Background: Knowledge of RH variants in African populations is critical to improving transfusion safety in countries with populations of African ancestry and to providing valuable information and direction for future development of transfusion in Africa. The purpose of this report is to describe RH diversity in individuals from Mali.

Study design and methods: Blood samples collected from 147 individuals self-identified as Dogon and Fulani were analyzed for Rh antigens and alleles.
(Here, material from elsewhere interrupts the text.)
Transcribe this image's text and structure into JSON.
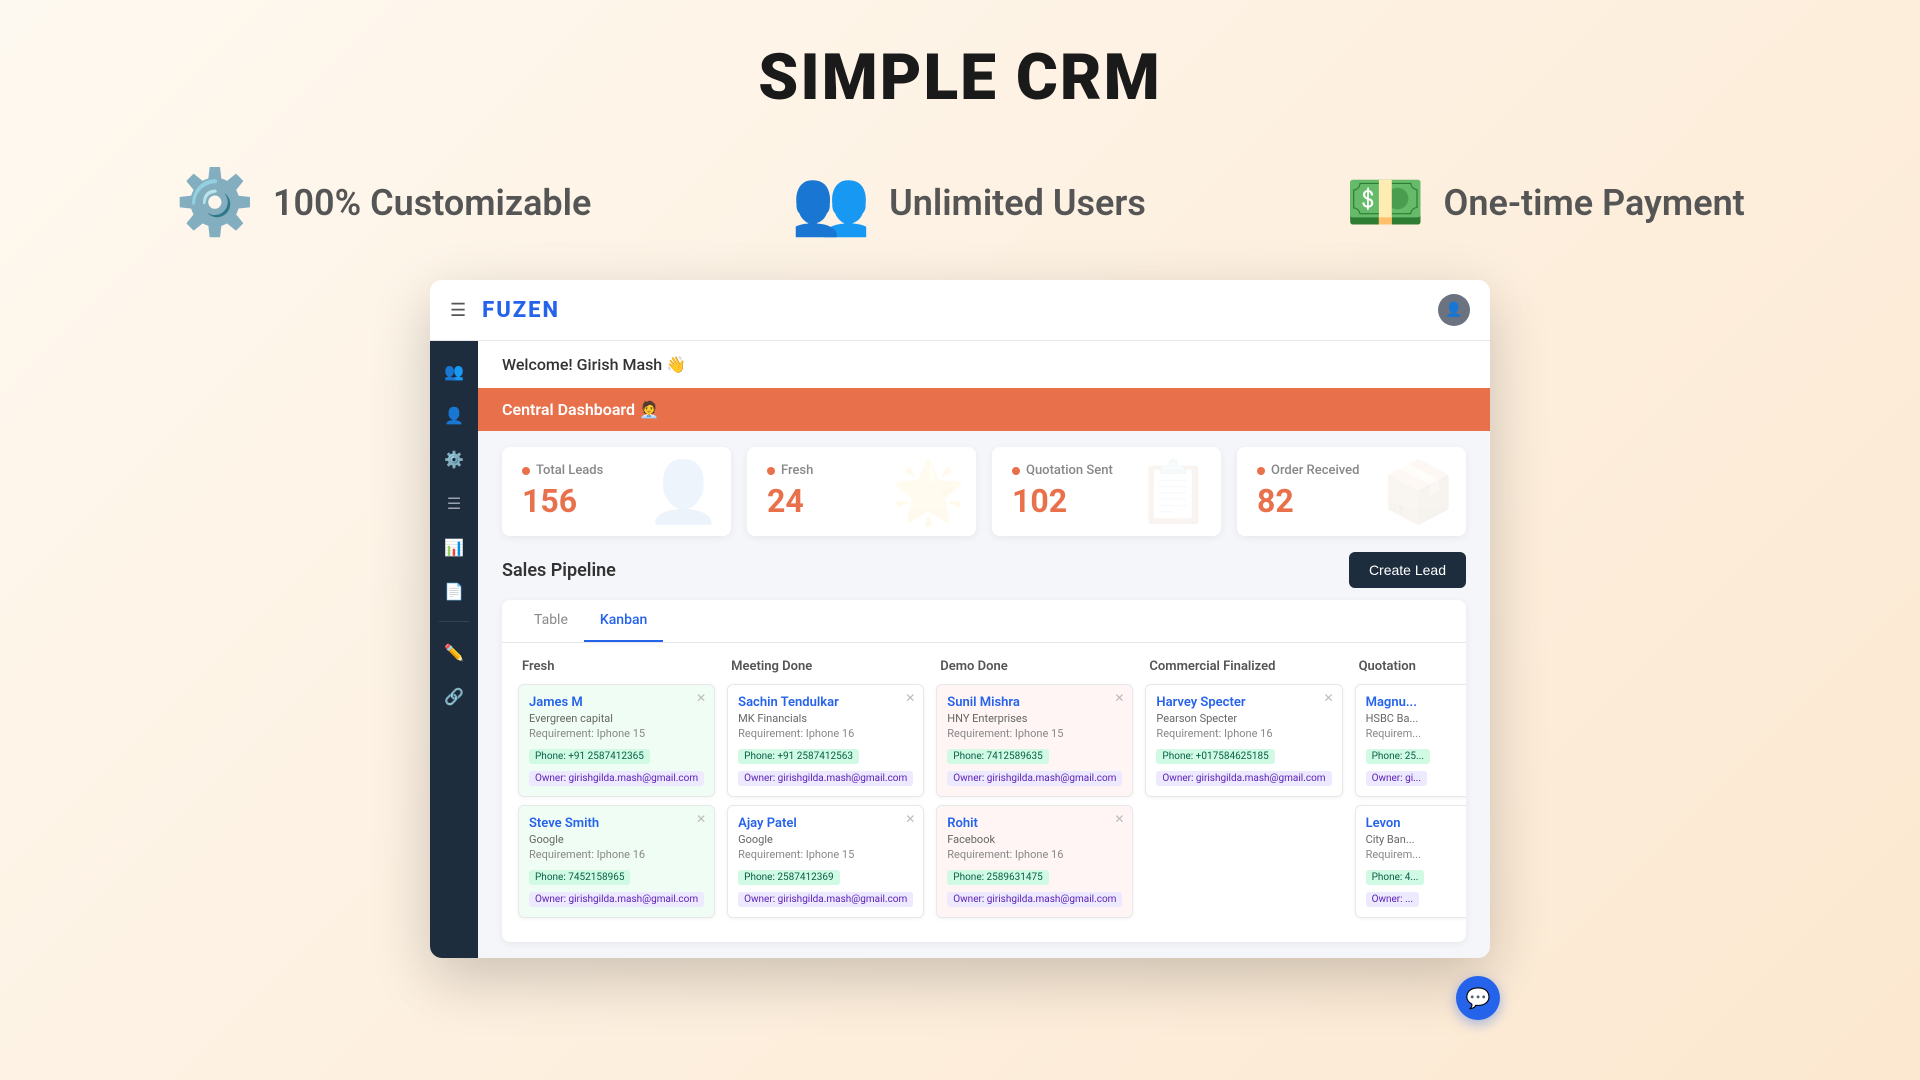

Results: The most common RHD allele variant was RHD*DAU0. Five predicted partial-D phenotypes were attributed to RHD*DAU3 or RHD*DIVa. Neither RHD*DAR nor RHD*DIIIa was found. Investigation of RHCE revealed three predicted partial-e antigens encoded by RHCE*ce(254G) in trans to RHCE*cE. Regarding C antigen, 28 Fulani typed as C1 and 16 of 28 harbored at least one RHCE*Ce-D(4)-ce, two being homozygous and predicted to show a rare RH:32,246 phenotype. A new RHCE*ceTI with replacement of Exon 2 by RHD (RHCE*ceTI(D2)) was identified in Dogon and was identified by inheritance study to be in cis to RHD*DIVa. These samples typed C– with anti-C polyclonal antibody and monoclonal anti bodies (MoAbs) MS24, P3X25513681MS24, and MS273, but positive with anti -RhCe MoAb-BS58. The same pattern was observed in sample with RHD*DIVa/RHCE*ceTI.

Conclusion: Our survey indicated an uneven distribution of RH variant alleles between Dogon and Fulani, suggesttng that study in well documented cohorts is warranted. A high incidence of predicted partial-C phenotype encoded by RHCE*Ce-D(4)-ce was found in Fulani. Further study will also be needed to clarify the clinical significance of the new DIVa/ceTI(D2) haplotype encoding partial D and variant ce antigens.